O documentário traz ainda um professor de filosofia, Richard Boothby (Universidade Loyola, Maryland, EUA), um agnóstico que deixa de sê-lo após ingerir cogumelos e se reconciliar como suicídio do filho. Dez anos depois de voluntariar-se para experimento com psilocibina, descreve a vivência como a mais significativa de sua vida, algo como sentir “o batimento cardíaco da realidade ela própria”.

A “aceitação amorosa” que lhe permitiu superar o luto revoltado seria a essência da vida, e não o medo ou defesas humanas. “A consciência não é nada mais que essa abertura”, diz. “Deus não é o destino, mas a jornada (…). Se Deus nos deu liberdade, ele não sabe o resultado. Nós somos os veículos [proxies] da própria vida de Deus.”

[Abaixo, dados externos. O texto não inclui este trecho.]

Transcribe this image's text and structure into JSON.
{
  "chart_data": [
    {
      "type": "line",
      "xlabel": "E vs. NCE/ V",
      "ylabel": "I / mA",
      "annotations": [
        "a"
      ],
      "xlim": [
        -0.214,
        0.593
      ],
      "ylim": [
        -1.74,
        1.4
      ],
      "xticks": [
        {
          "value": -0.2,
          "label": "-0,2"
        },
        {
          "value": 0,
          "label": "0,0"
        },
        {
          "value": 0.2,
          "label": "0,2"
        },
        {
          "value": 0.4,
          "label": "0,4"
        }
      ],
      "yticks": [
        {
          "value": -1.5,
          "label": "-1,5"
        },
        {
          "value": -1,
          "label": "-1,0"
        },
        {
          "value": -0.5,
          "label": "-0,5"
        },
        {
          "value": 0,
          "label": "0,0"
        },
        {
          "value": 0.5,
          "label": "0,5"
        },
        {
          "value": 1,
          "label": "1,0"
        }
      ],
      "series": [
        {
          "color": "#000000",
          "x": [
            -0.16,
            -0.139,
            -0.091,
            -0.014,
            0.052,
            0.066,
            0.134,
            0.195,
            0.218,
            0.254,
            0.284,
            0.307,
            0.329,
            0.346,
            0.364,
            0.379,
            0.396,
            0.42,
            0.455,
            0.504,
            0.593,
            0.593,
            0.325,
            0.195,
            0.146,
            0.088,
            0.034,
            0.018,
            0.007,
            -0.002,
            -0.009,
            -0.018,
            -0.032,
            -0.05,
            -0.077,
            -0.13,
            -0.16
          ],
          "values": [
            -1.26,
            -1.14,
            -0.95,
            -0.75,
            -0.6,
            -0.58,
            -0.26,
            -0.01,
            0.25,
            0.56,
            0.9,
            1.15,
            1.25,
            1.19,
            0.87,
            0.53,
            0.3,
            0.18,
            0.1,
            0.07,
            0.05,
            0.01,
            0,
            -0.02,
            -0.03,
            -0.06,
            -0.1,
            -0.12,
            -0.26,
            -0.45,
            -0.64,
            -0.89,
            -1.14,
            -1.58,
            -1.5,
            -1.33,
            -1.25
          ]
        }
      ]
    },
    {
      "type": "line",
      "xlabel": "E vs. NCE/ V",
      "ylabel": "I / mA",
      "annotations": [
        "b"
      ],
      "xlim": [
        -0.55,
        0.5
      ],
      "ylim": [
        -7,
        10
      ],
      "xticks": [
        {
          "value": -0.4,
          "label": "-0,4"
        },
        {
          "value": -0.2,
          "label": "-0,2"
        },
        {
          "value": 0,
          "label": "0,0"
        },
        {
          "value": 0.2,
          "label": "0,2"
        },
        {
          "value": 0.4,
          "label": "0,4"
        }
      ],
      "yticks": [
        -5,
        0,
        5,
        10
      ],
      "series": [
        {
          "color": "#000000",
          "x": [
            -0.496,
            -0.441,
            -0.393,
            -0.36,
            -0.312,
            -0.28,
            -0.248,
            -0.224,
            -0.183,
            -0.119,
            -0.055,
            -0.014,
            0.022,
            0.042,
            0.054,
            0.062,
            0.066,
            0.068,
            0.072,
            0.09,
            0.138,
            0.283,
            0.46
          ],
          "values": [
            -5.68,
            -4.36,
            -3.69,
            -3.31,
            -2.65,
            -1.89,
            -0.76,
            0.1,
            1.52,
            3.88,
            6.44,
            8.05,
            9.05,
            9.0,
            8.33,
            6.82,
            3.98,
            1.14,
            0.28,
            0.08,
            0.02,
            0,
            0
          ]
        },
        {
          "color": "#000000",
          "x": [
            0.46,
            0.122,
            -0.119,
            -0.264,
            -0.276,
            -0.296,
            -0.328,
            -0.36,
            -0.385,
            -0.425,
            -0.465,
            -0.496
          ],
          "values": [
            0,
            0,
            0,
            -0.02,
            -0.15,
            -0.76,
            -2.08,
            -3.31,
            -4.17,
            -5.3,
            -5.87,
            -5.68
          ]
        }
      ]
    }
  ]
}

Previsivelmente, há também no filme um monge budista com doutorado em genética, Matthieu Ricard, e uma sacerdotisa maia, Josefa Kirvin Kulix. Nenhum deles economiza figuras expansivas para falar da consciência, que veem disseminada entre todos os seres e coisas –“como o vento, que não se pode aprisionar”, diz Josefa.

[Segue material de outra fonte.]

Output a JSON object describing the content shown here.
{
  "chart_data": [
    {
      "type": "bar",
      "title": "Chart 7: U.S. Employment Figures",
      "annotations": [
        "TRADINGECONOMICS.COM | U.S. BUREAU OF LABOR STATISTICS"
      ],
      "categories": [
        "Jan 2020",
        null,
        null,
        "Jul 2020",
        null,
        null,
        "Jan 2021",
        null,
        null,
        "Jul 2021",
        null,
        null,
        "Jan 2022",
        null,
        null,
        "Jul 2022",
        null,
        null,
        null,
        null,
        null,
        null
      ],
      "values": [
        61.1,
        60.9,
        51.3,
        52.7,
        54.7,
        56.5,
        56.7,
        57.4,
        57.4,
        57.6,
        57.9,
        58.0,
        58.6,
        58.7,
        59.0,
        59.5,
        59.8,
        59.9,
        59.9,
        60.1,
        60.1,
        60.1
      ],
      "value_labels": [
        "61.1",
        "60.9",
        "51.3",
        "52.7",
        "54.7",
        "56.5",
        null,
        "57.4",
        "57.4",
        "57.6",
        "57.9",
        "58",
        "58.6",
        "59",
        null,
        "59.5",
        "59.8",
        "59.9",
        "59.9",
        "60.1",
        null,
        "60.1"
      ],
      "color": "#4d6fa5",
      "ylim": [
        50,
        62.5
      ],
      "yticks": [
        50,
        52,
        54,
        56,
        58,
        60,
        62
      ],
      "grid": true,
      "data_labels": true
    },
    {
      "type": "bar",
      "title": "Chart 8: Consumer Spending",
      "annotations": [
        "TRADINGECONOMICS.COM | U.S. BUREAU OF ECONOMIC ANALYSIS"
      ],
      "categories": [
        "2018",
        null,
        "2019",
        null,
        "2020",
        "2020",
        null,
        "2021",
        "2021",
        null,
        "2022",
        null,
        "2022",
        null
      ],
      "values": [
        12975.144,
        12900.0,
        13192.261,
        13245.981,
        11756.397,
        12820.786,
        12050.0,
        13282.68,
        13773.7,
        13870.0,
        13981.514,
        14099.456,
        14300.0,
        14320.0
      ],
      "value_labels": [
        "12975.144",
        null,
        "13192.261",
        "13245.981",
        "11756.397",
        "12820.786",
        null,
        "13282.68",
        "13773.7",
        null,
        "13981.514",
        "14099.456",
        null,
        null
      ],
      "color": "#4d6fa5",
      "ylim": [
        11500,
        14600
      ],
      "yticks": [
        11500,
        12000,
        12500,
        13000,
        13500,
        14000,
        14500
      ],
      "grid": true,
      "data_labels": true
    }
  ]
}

Mais surpreendente é ouvir Christof Koch, estrela da pesquisa sobre consciência no Instituto Allen criado pelo sócio de Bill Gates na origem da Microsoft, Paul G. Allen (1953-2018), quase exasperado com a impotência científica diante do desafio de capturar a natureza da consciência. “Só consigo ver mecanismos”, lamenta: “Como é que fazemos as águas do cérebro se transformarem no vinho da consciência?”.

Para Koch, a consciência é um traço fundamental do universo, como um mar que nos envolve. “Será que os peixes sabem que estão na água?” –pergunta. A julgar pelo título de seu livro de 2019, “A Sensação da Própria Vida – Por que a Consciência Está Disseminada, mas Não Pode Ser Computada” (The MIT Press), ele parece ter concluído pela impossibilidade de conhecer a consciência como um objeto exterior.

Com ele concorda o filósofo Boothby: a vivência psicodélica não é engendrada pela droga, mas vem de algo maior fora dela e do indivíduo. A psilocibina se limitaria a abrir o obturador da percepção, permitindo uma exposição radical do sujeito à própria vida, como o mecanismo da câmera fotográfica que propicia a entra da mais luz.

Se conclusão houvesse no documentário “Aware”, seria esta: a consciência permanece um mistério. Sua opacidade resiste até aqui a todas as ferramentas manejadas pela ciência para desvendá-la. O recurso frequente de pesquisadores a vocabulário e conceitos holistas, esotéricos ou místicos, como documenta o filme, é mais um sintoma de descolamento de nossa retina cognitiva, que nos condena a apenas tatear o objeto descomunal na penumbra psicodélica.

Interessante notar algum paralelo entre essas ideias sobre a consciência –não seria uma prerrogativa humana; substâncias psicoativas permitem vislumbrar suas manifestações em outros planos– e elementos do que o antropólogo Eduardo Viveiros de Castro chama de perspectivismo ameríndio. Pajés e xamãs, afinal, usam psicodélicos ou quejandos para trocar de pele e transitar entre domínios em que todos os seres são humanos, por assim dizer, e vivem em sociedade.

“Aware”, o filme, é um bom exemplo do reconhecimento de que a consciência talvez só possa ser apreendida com ajuda de metáforas e poesia. Como o vento.